In the assigned excerpt, Gloria Anzaldúa uses two languages: English and Spanish. It is interesting to notice that the proportion of the languages in the text is not equal. The critical content is written in English, while Spanish is used only for headings, some words such as “tejanas”, and “centito” (Anzaldúa 1987, 10); and quotations of the poems. What is more, not all the lyrics and quotes in Spanish have a translation into English. Apart from that, there are examples where three paragraphs are written in Spanish, and only the final sentence is in English. More precisely, this place could be found at the beginning of the second chapter, “Movimientos de rebeldía y las culturas que traicionan” (Anzaldúa 1987, 37). This peculiarity has particular importance for understanding Anzaldúa s reasons to choose the bilingual strategy.
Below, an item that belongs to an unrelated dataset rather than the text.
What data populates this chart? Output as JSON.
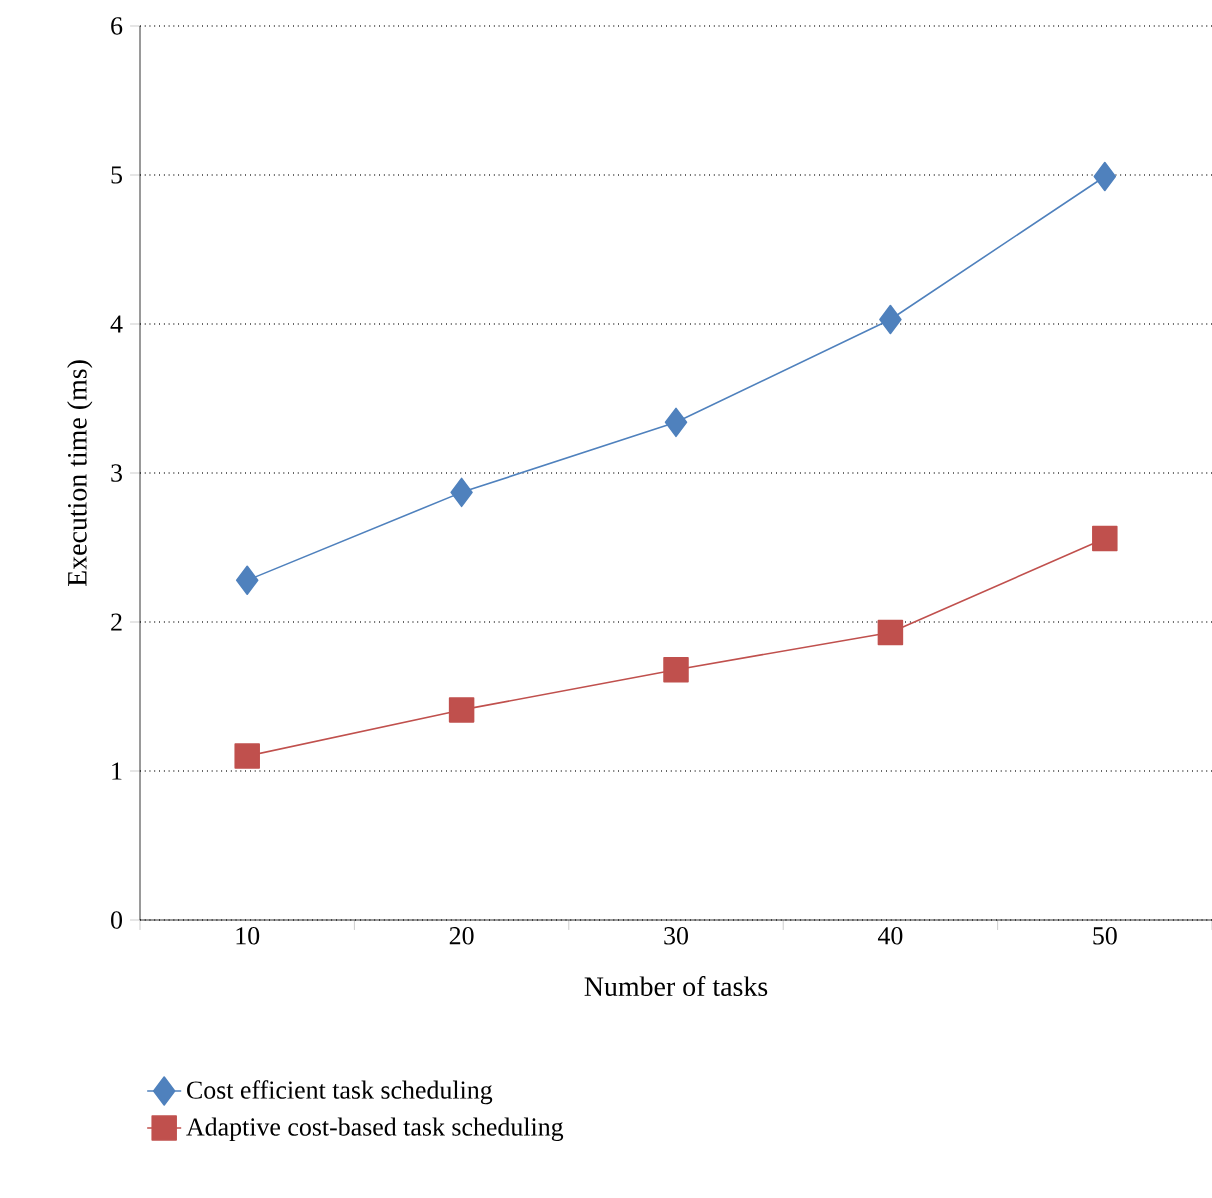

First of all, Anzaldúa was a Chicana feminist, and the book is concerned with the defense of Chicana women. Therefore, English seems to be used as “the language of feminist assertion” (Anzaldúa 1987, 4), whereas Spanish indicates defiance to the fluently English-speaking patriarchs. Anzaldúas attitude is shaped by the fact that she witnessed how the language was used as an instrument of developing the marginalization and exploitation of Chicanas, Latinos, and Mexicans. The usage of English and Spanish also provides an illustration of the name of the book, which includes the word “borderlands”. Reading a chapter written in two languages creates an impression of presence at the US-Mexico borders where one can hear both mentioned languages in comparison with central parts of either of two countries. Finally, it should be noted that the constant switching between the languages coincides with the change of genres from the autobiographical fragments to historical and political parts and collections of poems.
Anzaldúa, Gloria. 1987. Borderlands/La Frontera: The New Mestiza. 2nd ed. SF: Aunt Lute Books.